Como ringt fabregas um die flügel – sinigaglia wird zur schacharena

Am Sonntag entscheidet sich nicht nur über drei Punkte, sondern darüber, wer die Außenbahnen beherrscht. Como gegen Roma wird zum Kopf-an-Kopf-Rennen der Trainer, die sich auswendig kennen und trotzdem noch eine Überraschung parat halten wollen.

Die flügel sind das schlüsselloch

Cesc Fabregas hat das Stadio Sinigaglia buchstäblich verbreitert, um seine Außenverteidiger in die Spur zu schicken. Ob er nun mit Viererkette oder Dreierkette antritt, hängt davon ab, wie er Gasperinis Außenrotationsprinzip knacken will. Die Lösung: zwei homogene Paare pro Seite, damit Intensität und Qualität nicht einbrechen, wenn der erste Sprintzug nachlässt.

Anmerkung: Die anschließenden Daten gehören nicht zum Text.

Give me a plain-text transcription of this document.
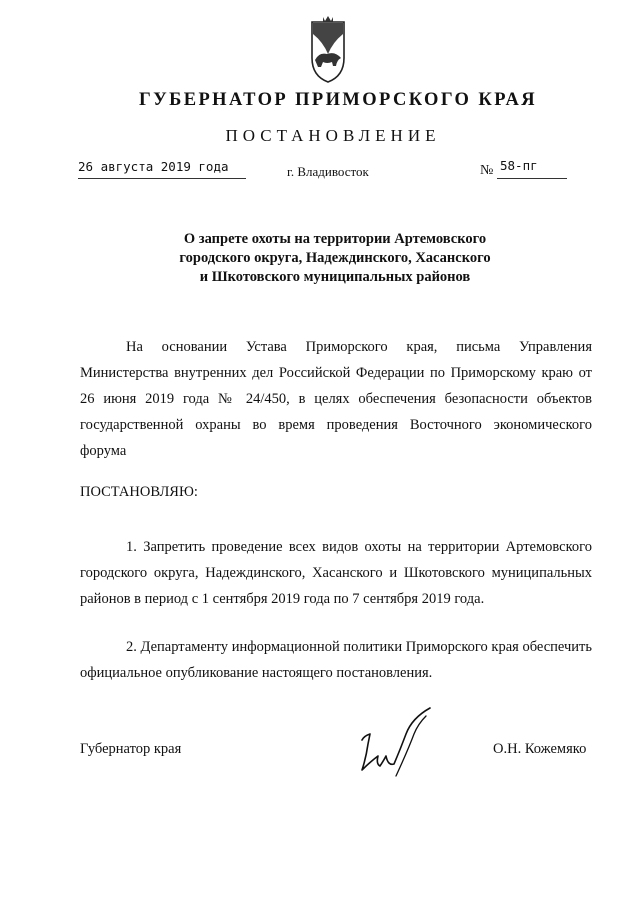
ГУБЕРНАТОР ПРИМОРСКОГО КРАЯ
ПОСТАНОВЛЕНИЕ
26 августа 2019 года	г. Владивосток	№ 58-пг
О запрете охоты на территории Артемовского
городского округа, Надеждинского, Хасанского
и Шкотовского муниципальных районов
На основании Устава Приморского края, письма Управления Министерства внутренних дел Российской Федерации по Приморскому краю от 26 июня 2019 года № 24/450, в целях обеспечения безопасности объектов государственной охраны во время проведения Восточного экономического форума
ПОСТАНОВЛЯЮ:
1. Запретить проведение всех видов охоты на территории Артемовского городского округа, Надеждинского, Хасанского и Шкотовского муниципальных районов в период с 1 сентября 2019 года по 7 сентября 2019 года.
2. Департаменту информационной политики Приморского края обеспечить официальное опубликование настоящего постановления.
Губернатор края	О.Н. Кожемяко
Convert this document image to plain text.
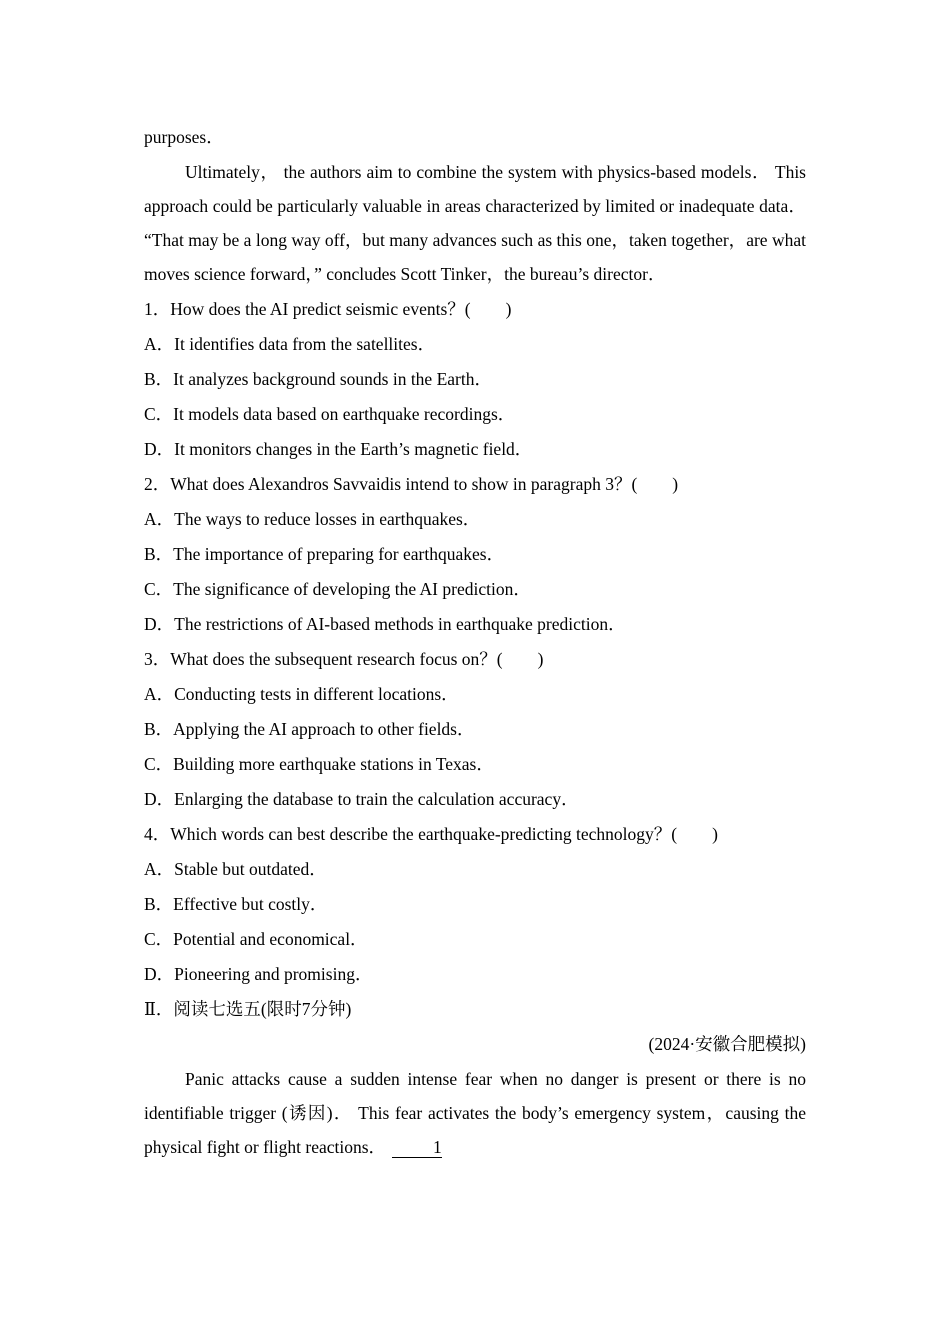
purposes．
Ultimately， the authors aim to combine the system with physics-based models． This approach could be particularly valuable in areas characterized by limited or inadequate data． “That may be a long way off，but many advances such as this one，taken together，are what moves science forward，” concludes Scott Tinker，the bureau’s director．
1．How does the AI predict seismic events？(　　)
A．It identifies data from the satellites．
B．It analyzes background sounds in the Earth．
C．It models data based on earthquake recordings．
D．It monitors changes in the Earth’s magnetic field．
2．What does Alexandros Savvaidis intend to show in paragraph 3？(　　)
A．The ways to reduce losses in earthquakes．
B．The importance of preparing for earthquakes．
C．The significance of developing the AI prediction．
D．The restrictions of AI-based methods in earthquake prediction．
3．What does the subsequent research focus on？(　　)
A．Conducting tests in different locations．
B．Applying the AI approach to other fields．
C．Building more earthquake stations in Texas．
D．Enlarging the database to train the calculation accuracy．
4．Which words can best describe the earthquake-predicting technology？(　　)
A．Stable but outdated．
B．Effective but costly．
C．Potential and economical．
D．Pioneering and promising．
Ⅱ．阅读七选五(限时7分钟)
(2024·安徽合肥模拟)
Panic attacks cause a sudden intense fear when no danger is present or there is no identifiable trigger (诱因)． This fear activates the body’s emergency system，causing the physical fight or flight reactions．	1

Der Plan ist kein Geheimnis, aber die Umsetzung schon. Bei einer Viererkette würde Smolcic die rechte Seite dicht machen, vor ihm Diao als zusätzlicher Motor. Die Kombination kompensiert die fehlende Offensivpower und schützt gleichzeitig vor Wesley, der Como im Hinspiel ausgerechnet auf seiner ehemaligen Rechtsaußenposition traf.

Gasperinis antwort steht in der mitte

Gasperinis antwort steht in der mitte

Roma muss auf Ndicka verzichten, deshalb rückt Mancini in die Zentrale, Celik wird zur rechtsgerichteten Innenverteidigung gezogen und Rensch übernimmt das Flügelsturmwerk. Die vermeintliche Schwäche ist keine – es ist eine Falle. Celik kann sich nach innen verlagern, Rensch drückt früh, und plötzlich liegt eine Überzahl im Mittelfeld vor, die Como in der Dreierkette zerreißen könnte.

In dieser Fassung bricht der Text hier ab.